Okay, so how do you outline a story? Last week, I wrote about how I wanted to write my own superhero story. At this point, it’s going to be a manuscript for a novel. Typically, superhero stories are comic books or graphic novels. But since I barely have enough hours in the day to do this, I figured I’d start with the words—which take considerably less time.

Normally, when I write a story I jump in feet first. It isn’t until I reach the unbearable middle of the story that I realize I need some planning. As a writer, it’s very attractive to just start with an idea, when the enthusiasm is high. But, sooner or later, the reality sets in. Writing is super hard. It’s work. It’s not as magical as those idiots in school claimed it was.

If you’re a writer, and if you’ve tried both methods of writing (outlining ahead of time like a Type-A lunatic or writing from the jump with no plans in sight), you hit the same challenges. I like to think outliners tricked themselves into thinking that, as long as they plan ahead, they won’t hit the block. But they do. Everyone does. That’s because coming up with an original story that connects with a reader is much easier said than done.

So, I wanted to show a little bit of my process, to dispel all the nonsense online. If you’ve ever looked for helpful solutions for writing online, you probably found endless articles that promise you the moon. If you only followed their “6 Easy Steps” or whatever, then you’d write a masterpiece every time. Not true.
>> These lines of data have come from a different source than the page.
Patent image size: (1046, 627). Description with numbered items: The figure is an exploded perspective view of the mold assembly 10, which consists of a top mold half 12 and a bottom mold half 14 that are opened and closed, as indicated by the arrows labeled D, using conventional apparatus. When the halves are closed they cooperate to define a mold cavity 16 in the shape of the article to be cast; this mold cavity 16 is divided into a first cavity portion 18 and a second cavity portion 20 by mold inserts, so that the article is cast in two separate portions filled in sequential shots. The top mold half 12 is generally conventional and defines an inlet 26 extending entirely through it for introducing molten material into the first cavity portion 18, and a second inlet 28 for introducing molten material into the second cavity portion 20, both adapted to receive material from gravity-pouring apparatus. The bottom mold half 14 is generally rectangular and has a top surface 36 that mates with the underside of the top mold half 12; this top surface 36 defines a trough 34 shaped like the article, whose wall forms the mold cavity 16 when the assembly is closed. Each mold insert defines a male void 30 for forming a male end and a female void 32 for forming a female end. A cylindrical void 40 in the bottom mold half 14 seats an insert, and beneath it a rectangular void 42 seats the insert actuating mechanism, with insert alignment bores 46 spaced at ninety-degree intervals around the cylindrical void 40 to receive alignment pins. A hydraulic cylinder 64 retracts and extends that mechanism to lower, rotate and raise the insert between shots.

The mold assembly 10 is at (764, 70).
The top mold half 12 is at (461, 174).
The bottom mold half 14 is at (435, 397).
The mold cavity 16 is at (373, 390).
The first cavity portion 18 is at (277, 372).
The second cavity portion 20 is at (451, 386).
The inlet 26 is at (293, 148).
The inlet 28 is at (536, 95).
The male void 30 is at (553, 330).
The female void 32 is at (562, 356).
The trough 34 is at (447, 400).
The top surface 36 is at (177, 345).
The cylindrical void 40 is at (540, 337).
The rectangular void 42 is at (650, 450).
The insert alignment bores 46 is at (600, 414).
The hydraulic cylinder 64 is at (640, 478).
There are many hurdles you have to overcome, if you want to turn an idea into a story.

Outlining can help relieve some of your anxiety. But not all of it. While working on my new story, I realized that outlining can create a false sense of security. Sure, in a matter of days, I have over ten chapters of this book “done.” But that’s not true. I have a skeleton of ideas, strung together like a Halloween decoration. But do these ideas constitute a story? Am I spending enough time with the characters, getting inside their heads, really figuring out what this is all about?

There is a certain kind of alchemy that happens only when you’re writing. Ideas connect, synapses fire, and your story goes in directions you did not expect. I don’t think that happens as often when you’re outlining. It’s almost like cheating, getting the answers before the test.
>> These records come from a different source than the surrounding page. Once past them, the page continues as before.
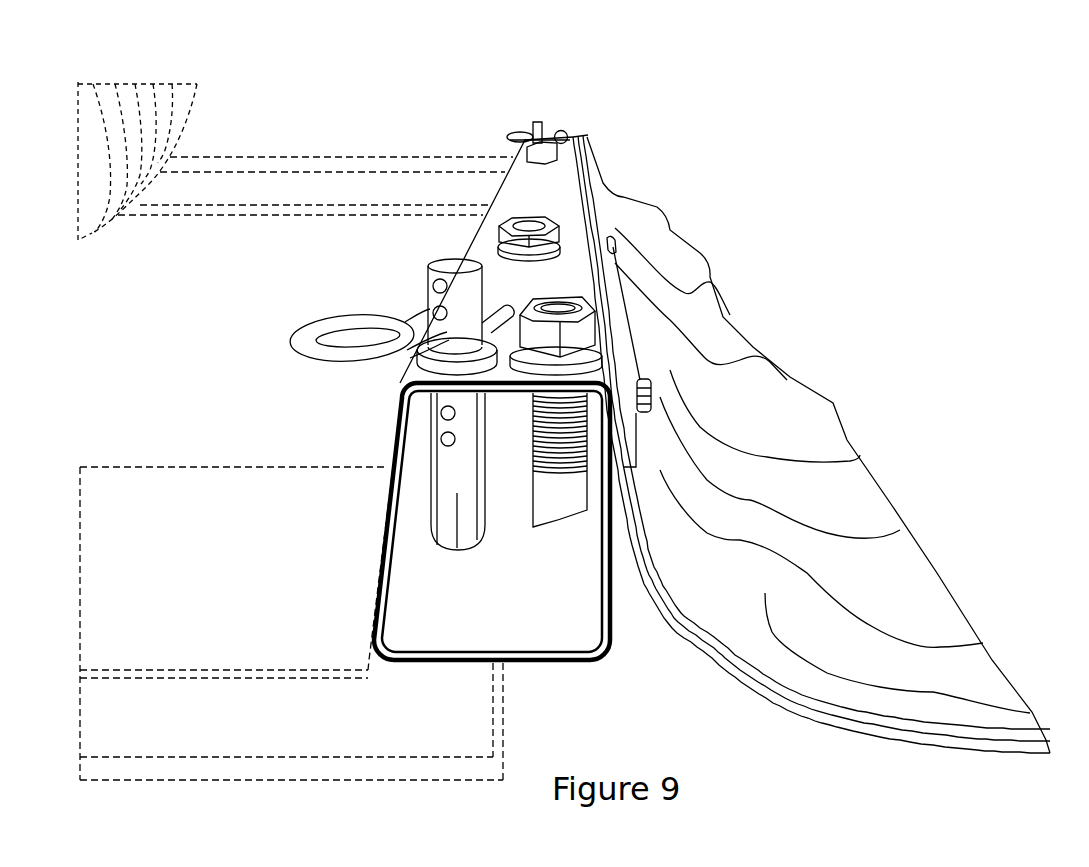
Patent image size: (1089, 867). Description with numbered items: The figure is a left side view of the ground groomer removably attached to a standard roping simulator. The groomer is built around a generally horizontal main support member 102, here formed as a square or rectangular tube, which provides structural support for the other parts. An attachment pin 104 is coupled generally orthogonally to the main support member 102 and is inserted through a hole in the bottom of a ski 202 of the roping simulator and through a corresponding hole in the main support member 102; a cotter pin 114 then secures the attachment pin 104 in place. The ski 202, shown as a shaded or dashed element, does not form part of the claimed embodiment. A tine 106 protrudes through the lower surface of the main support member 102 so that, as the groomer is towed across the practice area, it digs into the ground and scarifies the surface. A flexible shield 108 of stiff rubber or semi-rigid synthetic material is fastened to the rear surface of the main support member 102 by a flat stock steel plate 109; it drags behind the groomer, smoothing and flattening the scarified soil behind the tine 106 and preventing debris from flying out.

The main support member 102 is at (540, 650).
The attachment pin 104 is at (437, 260).
The tine 106 is at (615, 388).
The flexible shield 108 is at (867, 500).
The flat stock steel plate 109 is at (627, 420).
The cotter pin 114 is at (300, 337).
The ski 202 is at (233, 190).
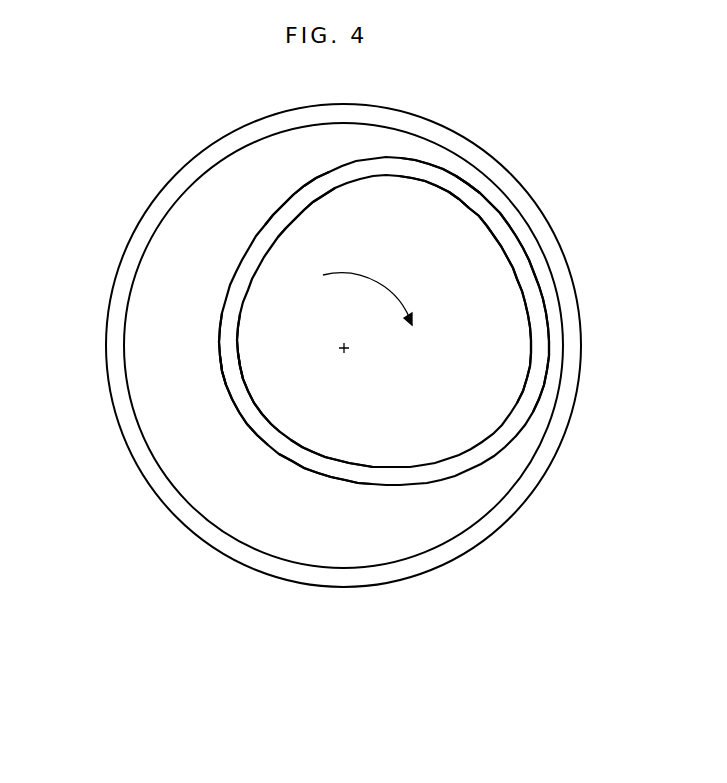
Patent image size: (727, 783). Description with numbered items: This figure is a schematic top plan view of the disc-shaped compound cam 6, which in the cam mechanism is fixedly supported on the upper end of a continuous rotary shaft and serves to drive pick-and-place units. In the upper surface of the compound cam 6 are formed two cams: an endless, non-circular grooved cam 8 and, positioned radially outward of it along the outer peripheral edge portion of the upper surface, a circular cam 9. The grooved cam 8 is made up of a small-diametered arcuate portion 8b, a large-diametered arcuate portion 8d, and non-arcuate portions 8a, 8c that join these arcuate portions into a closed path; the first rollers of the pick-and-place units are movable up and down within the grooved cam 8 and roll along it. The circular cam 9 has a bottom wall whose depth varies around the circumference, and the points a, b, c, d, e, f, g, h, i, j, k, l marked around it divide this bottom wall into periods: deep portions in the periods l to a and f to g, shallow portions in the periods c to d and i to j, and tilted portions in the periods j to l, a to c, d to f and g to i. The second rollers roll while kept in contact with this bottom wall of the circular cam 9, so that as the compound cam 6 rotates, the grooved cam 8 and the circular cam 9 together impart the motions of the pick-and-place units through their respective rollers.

The compound cam 6 is at (468, 558).
The circular cam 9 is at (532, 480).
The grooved cam 8 is at (530, 265).
The non-arcuate portion 8a is at (298, 198).
The small-diametered arcuate portion 8b is at (233, 365).
The non-arcuate portion 8c is at (363, 470).
The large-diametered arcuate portion 8d is at (458, 195).
The period boundary point a is at (278, 428).
The period point b is at (292, 442).
The period boundary point c is at (306, 448).
The period boundary point d is at (520, 388).
The period point e is at (528, 348).
The period boundary point f is at (527, 308).
The period boundary point g is at (468, 207).
The period point h is at (440, 187).
The period boundary point i is at (395, 177).
The period boundary point j is at (240, 325).
The period point k is at (240, 348).
The period boundary point l is at (242, 369).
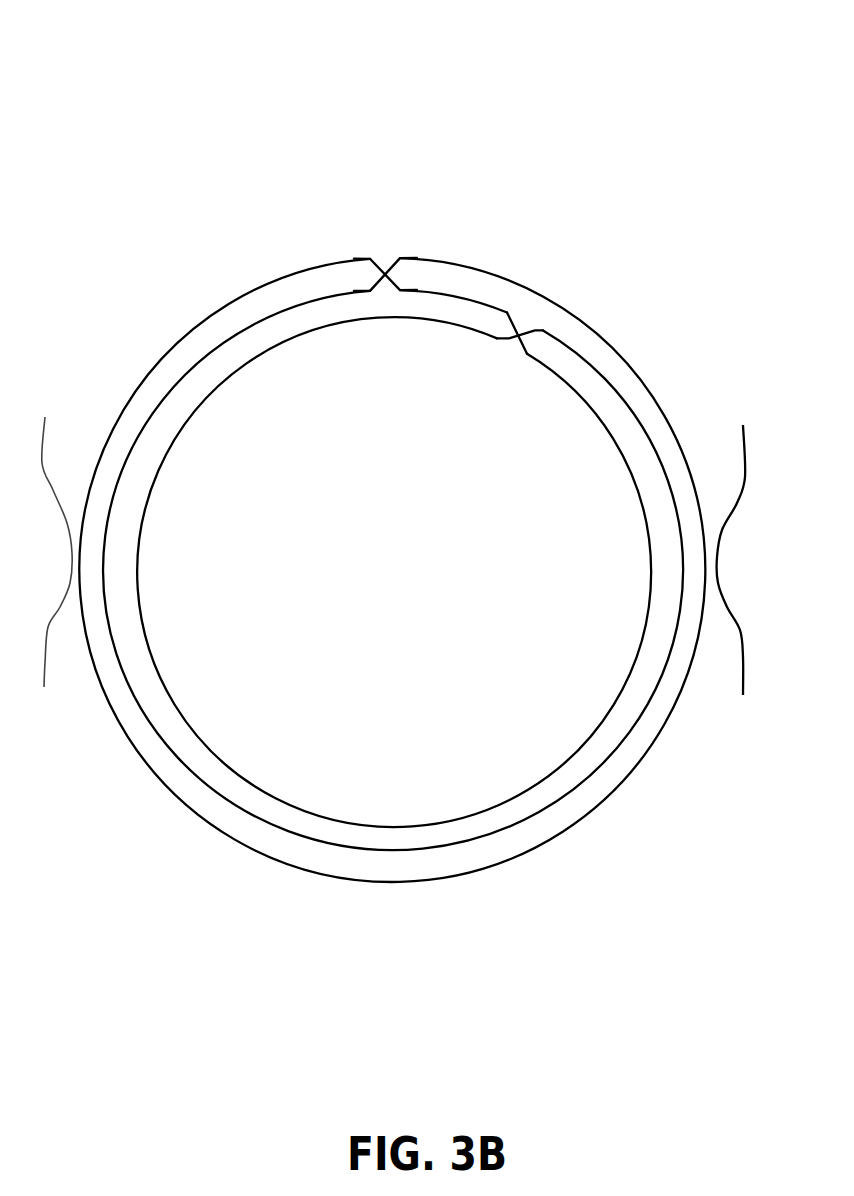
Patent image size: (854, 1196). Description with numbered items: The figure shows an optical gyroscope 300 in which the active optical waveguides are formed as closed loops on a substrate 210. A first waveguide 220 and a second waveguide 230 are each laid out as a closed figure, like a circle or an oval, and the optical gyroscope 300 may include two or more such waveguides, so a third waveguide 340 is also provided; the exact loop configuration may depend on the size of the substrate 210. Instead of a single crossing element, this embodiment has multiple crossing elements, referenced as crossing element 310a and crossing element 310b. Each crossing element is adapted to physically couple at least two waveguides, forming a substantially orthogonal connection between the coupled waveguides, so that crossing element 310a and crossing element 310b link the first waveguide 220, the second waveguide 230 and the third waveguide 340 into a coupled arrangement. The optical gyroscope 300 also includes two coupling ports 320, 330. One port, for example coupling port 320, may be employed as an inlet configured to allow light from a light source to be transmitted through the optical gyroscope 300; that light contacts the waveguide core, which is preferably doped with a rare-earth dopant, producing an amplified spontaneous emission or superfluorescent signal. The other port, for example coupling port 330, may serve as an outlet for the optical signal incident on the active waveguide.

That doesn’t mean outlining is for the birds. It means, even for someone devoted to writing their story before they write it, you have to be flexible enough to let the story change in unexpected ways as you draft it—even if that disrupts your precious outline.

What’s my progress?

So far, I have sixteen chapters outlined for I AM HADES, including a short prologue. By this time, I have reached the dreaded middle of the story—the longest part where the most happens, but is the hardest to work out. My setting has been more or less worked out, the protagonists and antagonists introduced. I have a few ideas for the main conflict and theme of the story. But there is still much more ground I need to cover, before we get to that satisfying ending.

One thing I did learn is the risk of rushing through with an outline, before letting things “marinate” in my head. What do I mean? I recommend most writers spend time thinking about their story, long before they write it. If you’re stuck, get away from your notebook, go for a walk, put on some music, and just let your imagination flow. Put yourself in that scene or setting that you’re stuck on and just see what happens.
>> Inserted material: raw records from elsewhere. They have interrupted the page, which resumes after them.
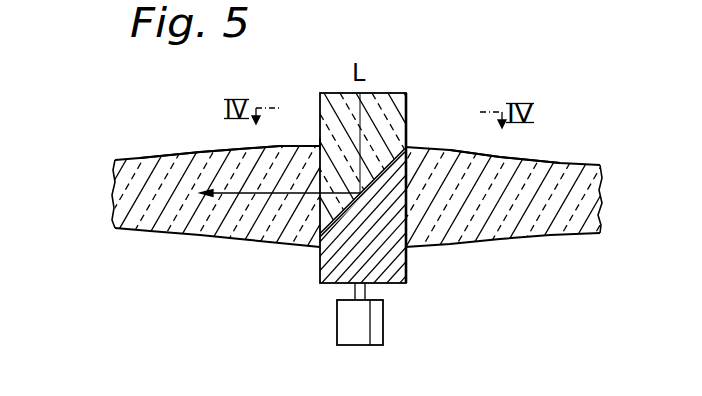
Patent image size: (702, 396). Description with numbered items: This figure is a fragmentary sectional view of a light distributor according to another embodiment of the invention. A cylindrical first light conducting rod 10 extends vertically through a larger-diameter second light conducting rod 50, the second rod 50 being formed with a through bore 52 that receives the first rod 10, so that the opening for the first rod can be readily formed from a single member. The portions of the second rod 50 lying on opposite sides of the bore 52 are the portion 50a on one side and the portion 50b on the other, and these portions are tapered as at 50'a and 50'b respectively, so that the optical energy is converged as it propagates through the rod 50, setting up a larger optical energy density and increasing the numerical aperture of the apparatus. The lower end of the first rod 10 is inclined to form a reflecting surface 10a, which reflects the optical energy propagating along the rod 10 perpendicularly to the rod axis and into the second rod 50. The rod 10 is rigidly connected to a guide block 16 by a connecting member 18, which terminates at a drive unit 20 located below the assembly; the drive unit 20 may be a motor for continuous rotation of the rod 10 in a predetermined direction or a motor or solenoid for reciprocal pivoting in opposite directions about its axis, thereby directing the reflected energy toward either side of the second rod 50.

The light conducting rod 10 is at (407, 129).
The reflecting surface 10a is at (387, 167).
The guide block 16 is at (406, 200).
The connecting member 18 is at (360, 198).
The drive unit 20 is at (384, 328).
The second light conducting rod 50 is at (358, 261).
The portion of second rod 50a is at (243, 240).
The portion of second rod 50b is at (510, 239).
The tapered portion 50'a is at (210, 138).
The tapered portion 50'b is at (523, 145).
The through bore 52 is at (320, 150).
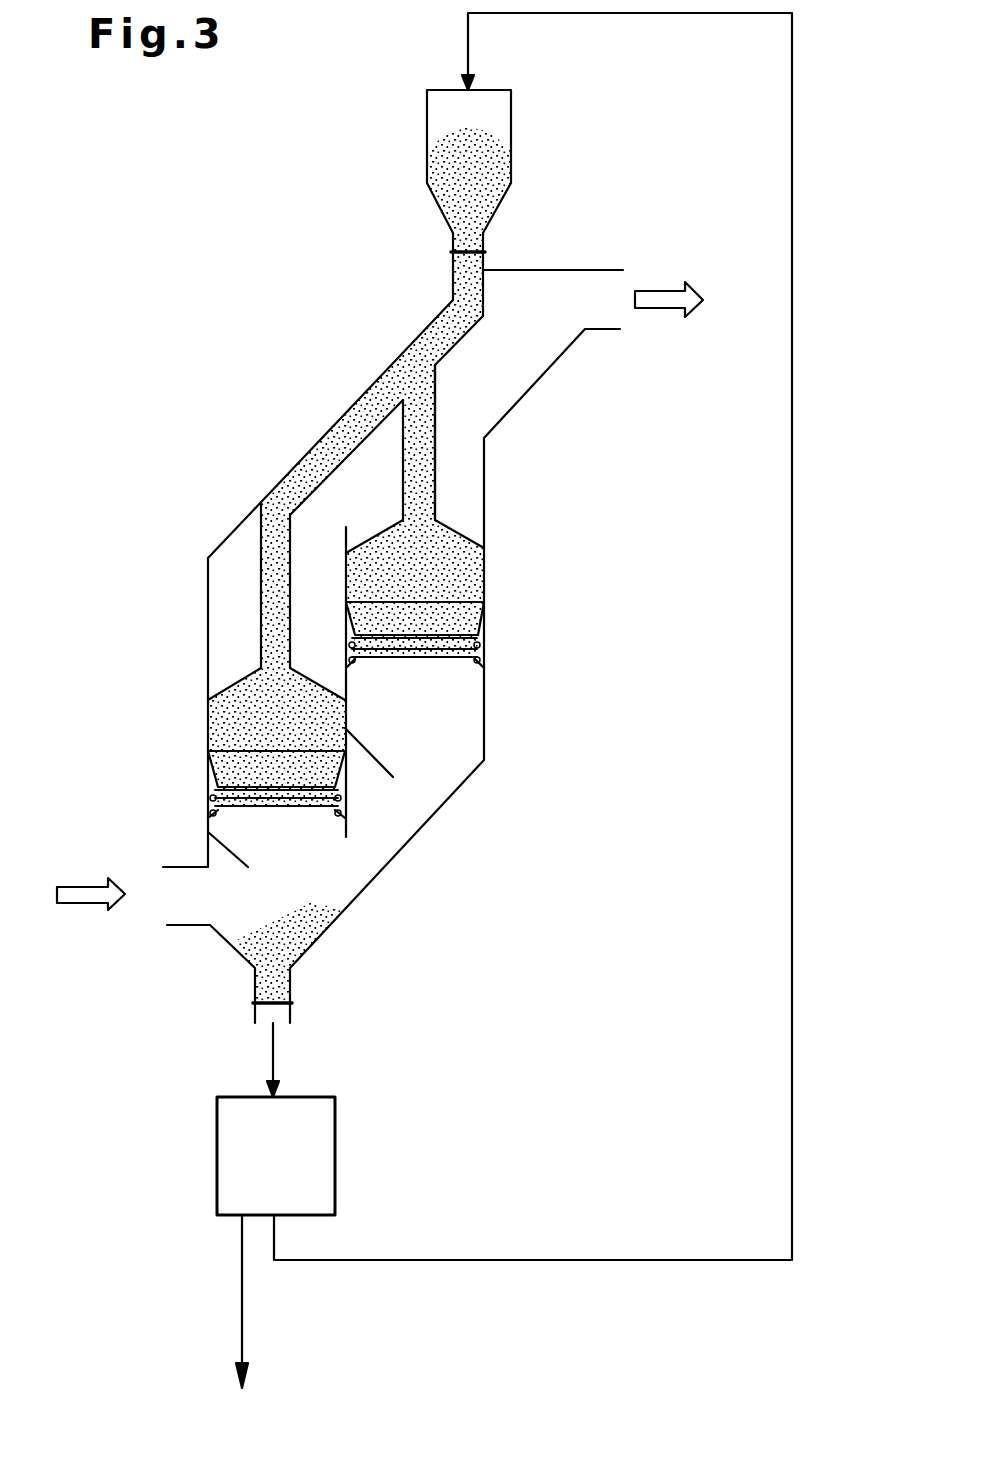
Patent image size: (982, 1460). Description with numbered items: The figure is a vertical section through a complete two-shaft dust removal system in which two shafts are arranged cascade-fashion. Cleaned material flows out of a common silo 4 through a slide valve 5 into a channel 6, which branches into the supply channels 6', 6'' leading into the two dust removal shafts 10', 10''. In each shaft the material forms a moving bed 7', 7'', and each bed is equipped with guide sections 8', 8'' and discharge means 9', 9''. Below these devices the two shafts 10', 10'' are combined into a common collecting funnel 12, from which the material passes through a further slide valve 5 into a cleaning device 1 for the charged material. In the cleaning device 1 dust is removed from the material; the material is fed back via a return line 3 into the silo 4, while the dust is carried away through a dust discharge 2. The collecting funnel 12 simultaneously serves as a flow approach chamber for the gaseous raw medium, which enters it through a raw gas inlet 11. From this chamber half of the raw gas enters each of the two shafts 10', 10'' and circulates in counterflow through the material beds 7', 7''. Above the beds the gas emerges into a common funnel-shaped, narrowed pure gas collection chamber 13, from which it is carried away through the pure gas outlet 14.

The cleaning device 1 is at (248, 1148).
The dust discharge 2 is at (245, 1288).
The return line 3 is at (792, 1050).
The silo 4 is at (447, 115).
The slide valve 5 is at (452, 247).
The channel 6 is at (345, 405).
The supply channel 6' is at (323, 527).
The supply channel 6'' is at (492, 442).
The moving bed 7' is at (232, 709).
The moving bed 7'' is at (469, 678).
The guide section 8' is at (226, 763).
The guide section 8'' is at (465, 613).
The discharge means 9' is at (229, 815).
The discharge means 9'' is at (451, 670).
The dust removal shaft 10' is at (181, 790).
The dust removal shaft 10'' is at (457, 676).
The raw gas inlet 11 is at (193, 893).
The collecting funnel 12 is at (317, 860).
The pure gas collection chamber 13 is at (452, 392).
The pure gas outlet 14 is at (593, 295).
This kind of brainstorming is necessary for building out your story. You did it before you started writing. You imagined a story in your head. So much so, you had to write it down. But, chances are, the story was long from finished. When you get to that unpaved road, you need to step away from the outline (or manuscript) and go back to brainstorming. I find that going for walks, while listening to music helps. Parts of my brain are distracted enough so my imagination can work.

I realized I needed to do this while outlining. My focus was so tightly knit on one aspect of the plot, I had neglected details needed for the story. Of course, those things could be put in as I write or rewrite. But sometimes, details need to be in there ahead of time, so that they can influence the rest of the story.

Ever wonder why stories sometimes don’t work? (Be they in a book, comic, or movie?) It’s because the writers moved too quickly, rushed out an outline or script, and never let their ideas “breath” in brainstorming. You can rewrite all day long. But, if you’ve ever finished a story and tried to rewrite, you’ll know that some things cement down very hard—and are impossible to lift up. By that I mean, there are things you put into your story early on that you can’t change. No amount of rewriting is going to fix it, short of starting all over again.

This isn’t my attempt at discouraging you from writing, but a warning sign before you cross that rickety bridge. Don’t rush ahead with your outline. Let it breathe. Take your time. Go for that walk. You’ll be happy you did.